第二回:高度経済成長期の体験
多くのサラリーマン経験者は何らかの形で高度成長期の影響を受けているものと思う。
高度経成長期と言われる55年から74年当時に社会人でなかった人も、この時期を過ごしてきた先輩たちと一緒に仕事をする機会もあったであろうし、この時期に生まれた産業が今の日本の企業の多くを形つくっているのではないか?
では、この時期にもたらされた文化、風習は、この当時のサラリーマンに何を与えたか?
何を与えなかったか?
調べてみたところによると・・・
「高度経済成長時代とは、戦後生産力水準が戦前最高時の水準を回復した1955年から、74年に国内総生産がマイナスに転じるまでの、約20年間をさす。資本主義世界全体も飛躍的発展を経験したが、日本の経済成長率は年平均10%の驚異的なものであった。
それは、おおむね2期に分けられる。55年「神武景気」から「岩戸景気」を経て東京オリンピック後の65年不況にいたる前期と、66年「いざなぎ景気」以降再び回復して68年には西ドイツを抜いてGNP西側第二位となったが、73年秋の石油ショックで世界経済全体がゆきづまり、日本も「安定成長」への軌道修正を余儀なくされるまでの後期である。
しかしこの時代のインパクトは、経済発展そのものよりも、その国民生活に及ぼした変化にある。「高度成長の光と陰」と社会変動の評価こそ、日本史研究の本質的問題である。

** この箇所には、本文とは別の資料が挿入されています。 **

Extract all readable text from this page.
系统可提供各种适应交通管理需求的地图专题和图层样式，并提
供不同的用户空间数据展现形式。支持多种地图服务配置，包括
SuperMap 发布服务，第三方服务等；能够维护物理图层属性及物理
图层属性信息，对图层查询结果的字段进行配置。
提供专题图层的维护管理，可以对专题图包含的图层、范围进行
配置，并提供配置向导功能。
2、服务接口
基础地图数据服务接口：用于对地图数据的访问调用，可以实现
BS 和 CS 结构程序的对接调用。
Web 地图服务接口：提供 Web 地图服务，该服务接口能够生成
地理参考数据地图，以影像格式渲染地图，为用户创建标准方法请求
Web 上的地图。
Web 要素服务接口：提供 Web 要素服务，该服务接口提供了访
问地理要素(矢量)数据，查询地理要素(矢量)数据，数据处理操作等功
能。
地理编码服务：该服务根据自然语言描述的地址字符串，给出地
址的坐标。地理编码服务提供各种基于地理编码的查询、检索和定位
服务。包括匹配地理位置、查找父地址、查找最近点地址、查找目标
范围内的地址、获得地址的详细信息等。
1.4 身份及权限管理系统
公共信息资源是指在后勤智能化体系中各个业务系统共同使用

確かに生活は豊かになった。着物・もんぺ・軍服からスーツ・ネクタイ・スカートへ、ちゃぶ台でご飯と味噌汁からテーブルでのパン・牛乳・インスタント食品へ、木造住宅・長屋から団地・マンションへと、衣食住が変わった。1960年頃の「3種の神器=テレビ、洗濯機、冷蔵庫」から70年代「3C=カラーテレビ、クーラー、マイカー」へと、耐久消費財は充実した。茶の間がリビングに変身し、神棚にかわってテレビが「マイホーム」の中心になった。まだファミリーレストランやコンビニエンスストアは広がっていなかったが、都市近郊の団地に住みスーパーマーケットで買い物というライフスタイルが定着した。いわゆる新中間層が増大しサラリーマンの時代となる。「中流意識」「私生活主義」の誕生である。
それは、高度経済成長期の「民族大移動」の産物であった。1960-75年の15年間で東京・大阪・名古屋の三大都市圏に1533万人が流入した。農業と農村が変貌して、50年に300万戸あった専業農家は70年85万戸に激減した。集団就職や出稼ぎで、過疎の農村には「3ちゃん農業」が残った。農村にも地域開発で工場を誘致し、コマーシャルを通じて都市型消費に組み込まれた。サラリーマン化した労働者は「春闘」賃上げを励みに満員電車で長時間通勤し働いた。いわゆる企業社会・日本的経営の原型は、60年代に輪郭ができていた。」となっている。
引用:『別冊 歴史読本 日本史研究最前線』所収(新人物往来社、2000年5月所収)
「高度経済成長はなにを変えたか?」 加藤 哲郎(一橋大学)
さて、本稿で言いたいことは、この時期、また、次稿でのるバブルと言う時期を経験した日本の社会は、今、大きく変貌して、当時の価値観の多くが変わってしまっていると言うこと。
今、この時代に起業するものは、高度経済成長やバブルと言う時代をもう一度期待することはまったく考えられない。
しかしながら、この時期を生き抜いてきた人達が今でも消費の牽引車として存在し、この人達の価値観を無視しては今の消費構造は語れないと言うことも忘れてはいけない。
このことは、「この高度成長期に20代、30代のサラリーマンとして会社を大きく成長させた人たちの実績と自信は大きいが、企業経営者としては、それだけでは通用しておらず、更なる時代の転換にきちんと対応が出来た人のみが生き残っている。」と言うことと、「それでもその人たちは、一般消費者としては大きな影響力を持っている」と言うことの二つのことを意味している。
要するに、それほどに「高度経済成長期」というものが現在の日本に大きなインパクトを与えたと言うことである。
これから起業する人はこの高度経済成長期のことを今一度勉強し、自分なりの価値観と照らし合わせて、この時代に生きてきた人達を客観的に捉えることを忘れてはならないのである。